Адвокат говорил следом. Его речь вышла много короче и по существу. Лощеный скользкий тип преобразился в спокойного делового человека. Он быстро и сухо напомнил, что печальное событие произошло уже много лет назад, когда его подзащитная была совсем молодой женщиной и говорить об увядающей красоте со стороны коллеги обвинителя несколько некорректно. Некорректно также говорить и о тайной подготовке, зависти, умысле, - нет, само происшествие подзащитная не отрицает, раскаялась и готова сотрудничать со следствием, но произошло все спонтанно и совершенно неожиданно. А потому сурово карать и так уже измученную угрызениями совести несчастную женщину жестоко и несправедливо.

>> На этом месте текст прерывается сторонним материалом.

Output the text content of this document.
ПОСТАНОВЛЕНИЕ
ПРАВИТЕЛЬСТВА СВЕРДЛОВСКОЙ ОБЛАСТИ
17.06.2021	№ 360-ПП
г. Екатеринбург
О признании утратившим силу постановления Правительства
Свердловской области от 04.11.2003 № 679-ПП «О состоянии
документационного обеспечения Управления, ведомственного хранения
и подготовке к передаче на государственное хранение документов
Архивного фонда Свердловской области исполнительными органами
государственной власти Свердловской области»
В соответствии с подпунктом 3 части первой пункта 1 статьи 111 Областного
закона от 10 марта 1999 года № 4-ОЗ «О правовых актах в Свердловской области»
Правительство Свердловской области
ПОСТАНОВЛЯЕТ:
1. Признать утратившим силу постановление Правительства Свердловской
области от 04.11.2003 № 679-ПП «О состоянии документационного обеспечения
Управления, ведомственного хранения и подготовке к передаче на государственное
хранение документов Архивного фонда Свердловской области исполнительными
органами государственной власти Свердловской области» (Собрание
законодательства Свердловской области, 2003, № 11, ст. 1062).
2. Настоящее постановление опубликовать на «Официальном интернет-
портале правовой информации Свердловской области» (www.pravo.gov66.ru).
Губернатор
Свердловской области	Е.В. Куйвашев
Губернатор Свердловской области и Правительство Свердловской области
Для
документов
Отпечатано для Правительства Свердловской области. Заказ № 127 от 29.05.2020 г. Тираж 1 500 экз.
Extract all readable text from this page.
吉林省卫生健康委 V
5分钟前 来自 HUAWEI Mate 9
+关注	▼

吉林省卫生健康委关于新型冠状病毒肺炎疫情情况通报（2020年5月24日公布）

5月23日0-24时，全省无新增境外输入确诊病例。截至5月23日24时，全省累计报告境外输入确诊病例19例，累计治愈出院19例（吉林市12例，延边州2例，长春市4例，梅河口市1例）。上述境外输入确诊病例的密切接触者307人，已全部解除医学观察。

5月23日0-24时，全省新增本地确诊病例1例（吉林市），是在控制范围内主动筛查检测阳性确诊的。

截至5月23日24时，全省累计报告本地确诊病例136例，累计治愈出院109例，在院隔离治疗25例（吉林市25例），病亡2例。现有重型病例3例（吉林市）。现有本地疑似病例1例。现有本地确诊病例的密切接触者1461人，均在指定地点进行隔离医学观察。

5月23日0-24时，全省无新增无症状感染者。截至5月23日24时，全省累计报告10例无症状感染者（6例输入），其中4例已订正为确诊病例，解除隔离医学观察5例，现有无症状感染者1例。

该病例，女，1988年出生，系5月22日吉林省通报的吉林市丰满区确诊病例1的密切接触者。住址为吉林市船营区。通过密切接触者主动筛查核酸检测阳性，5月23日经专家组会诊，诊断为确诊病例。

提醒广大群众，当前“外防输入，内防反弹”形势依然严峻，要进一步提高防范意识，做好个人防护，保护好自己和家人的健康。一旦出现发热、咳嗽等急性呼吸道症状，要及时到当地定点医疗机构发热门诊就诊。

К этому моменту Данияр уже определил настроение публики. Большинство, конечно, просто жаждало сенсаций. Эти люди одинаково приветствовали бы и оправдательный, и обвинительный приговор. Так же, как они ходили на концерты Азы, они и пришли на суд, здесь она была просто в другой роли, но по статусу не выше, а ниже публики. Когда-то, когда ему еще казалось, что он для нее что-то значит, она вспоминала при нем свои выступления в цирке:

- Знаешь, что было ужасно? Мне рукоплескали за разные акробатические номера, но они точно так же бы обрадовались, если бы я упала и разбилась.

Нечто подобное происходило и сейчас. Аза будто стояла над проволокой, один конец которой уже подпилили.

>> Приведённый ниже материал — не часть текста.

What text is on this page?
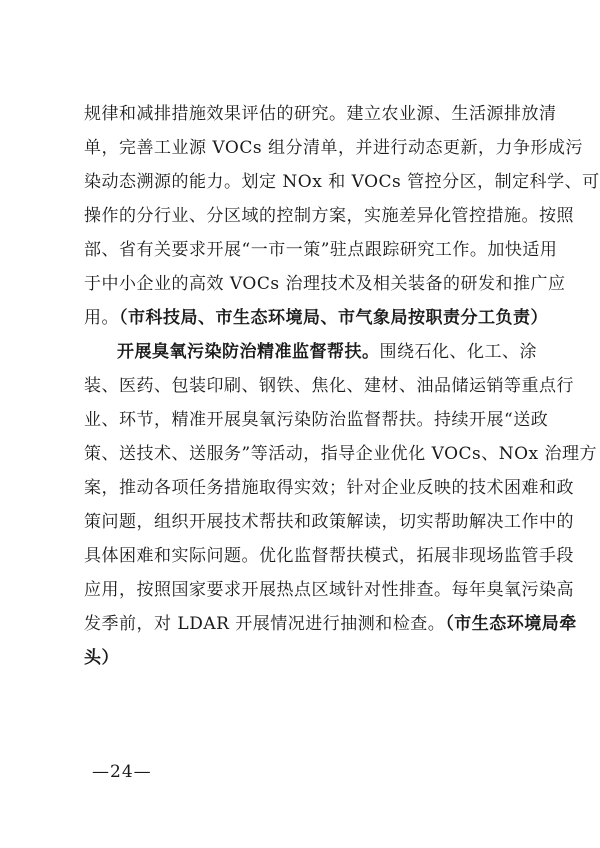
规律和减排措施效果评估的研究。建立农业源、生活源排放清
单，完善工业源 VOCs 组分清单，并进行动态更新，力争形成污
染动态溯源的能力。划定 NOx 和 VOCs 管控分区，制定科学、可
操作的分行业、分区域的控制方案，实施差异化管控措施。按照
部、省有关要求开展“一市一策”驻点跟踪研究工作。加快适用
于中小企业的高效 VOCs 治理技术及相关装备的研发和推广应
用。（市科技局、市生态环境局、市气象局按职责分工负责）
开展臭氧污染防治精准监督帮扶。围绕石化、化工、涂
装、医药、包装印刷、钢铁、焦化、建材、油品储运销等重点行
业、环节，精准开展臭氧污染防治监督帮扶。持续开展“送政
策、送技术、送服务”等活动，指导企业优化 VOCs、NOx 治理方
案，推动各项任务措施取得实效；针对企业反映的技术困难和政
策问题，组织开展技术帮扶和政策解读，切实帮助解决工作中的
具体困难和实际问题。优化监督帮扶模式，拓展非现场监管手段
应用，按照国家要求开展热点区域针对性排查。每年臭氧污染高
发季前，对 LDAR 开展情况进行抽测和检查。（市生态环境局牵
头）
—24—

Были и немногие, кто требовал сурового наказания. В перерывах они собирали вокруг себя небольшую толпу и возмущенно говорили о разных типах искусства:

- Серато! Это же был музыкант! Это действительно высокое искусство! Это гений! А тут актриска, танцорка, да разве можно сравнивать!

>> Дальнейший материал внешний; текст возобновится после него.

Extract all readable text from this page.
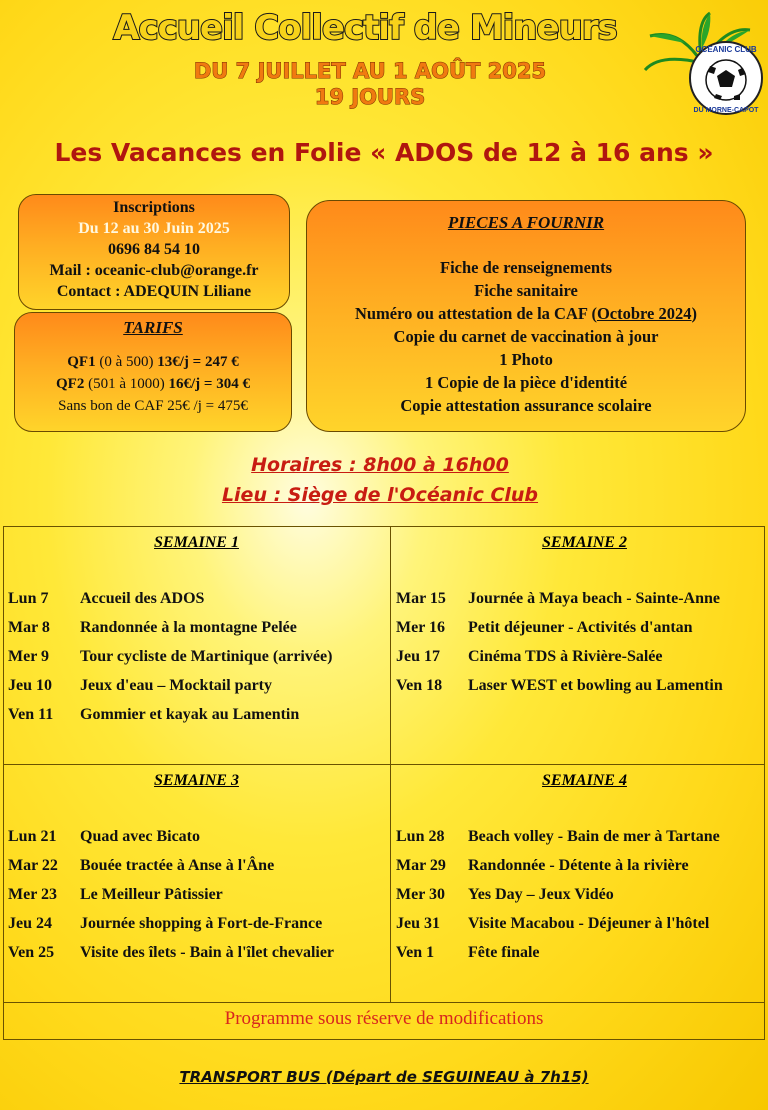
Accueil Collectif de Mineurs
DU 7 JUILLET AU 1 AOÛT 2025
19 JOURS
OCEANIC CLUB
DU MORNE-CAPOT
Les Vacances en Folie « ADOS de 12 à 16 ans »
Inscriptions
Du 12 au 30 Juin 2025
0696 84 54 10
Mail : oceanic-club@orange.fr
Contact : ADEQUIN Liliane
TARIFS
QF1 (0 à 500) 13€/j = 247 €
QF2 (501 à 1000) 16€/j = 304 €
Sans bon de CAF 25€ /j = 475€
PIECES A FOURNIR
Fiche de renseignements
Fiche sanitaire
Numéro ou attestation de la CAF (Octobre 2024)
Copie du carnet de vaccination à jour
1 Photo
1 Copie de la pièce d'identité
Copie attestation assurance scolaire
Horaires : 8h00 à 16h00
Lieu : Siège de l'Océanic Club
SEMAINE 1
Lun 7	Accueil des ADOS
Mar 8	Randonnée à la montagne Pelée
Mer 9	Tour cycliste de Martinique (arrivée)
Jeu 10	Jeux d'eau – Mocktail party
Ven 11	Gommier et kayak au Lamentin
SEMAINE 2
Mar 15	Journée à Maya beach - Sainte-Anne
Mer 16	Petit déjeuner - Activités d'antan
Jeu 17	Cinéma TDS à Rivière-Salée
Ven 18	Laser WEST et bowling au Lamentin
SEMAINE 3
Lun 21	Quad avec Bicato
Mar 22	Bouée tractée à Anse à l'Âne
Mer 23	Le Meilleur Pâtissier
Jeu 24	Journée shopping à Fort-de-France
Ven 25	Visite des îlets - Bain à l'îlet chevalier
SEMAINE 4
Lun 28	Beach volley - Bain de mer à Tartane
Mar 29	Randonnée - Détente à la rivière
Mer 30	Yes Day – Jeux Vidéo
Jeu 31	Visite Macabou - Déjeuner à l'hôtel
Ven 1	Fête finale
Programme sous réserve de modifications
TRANSPORT BUS (Départ de SEGUINEAU à 7h15)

Были и сочувствующие Азе, в основном молодежь. Их набралось не так уж мало. Они громко возмущались вслух:

- Ага! Вспомнили! Через пятнадцать лет вспомнили! Да ясно все, почему!

Особо отчаянные насвистывали мотив той самой песни. После того, как нескольких свистунов в соответствии с поговоркой выставили на мороз, остальные стали держаться потише. К тому моменту, началу допроса свидетелей сочувствующие свою точку зрения демонстрировать перестали.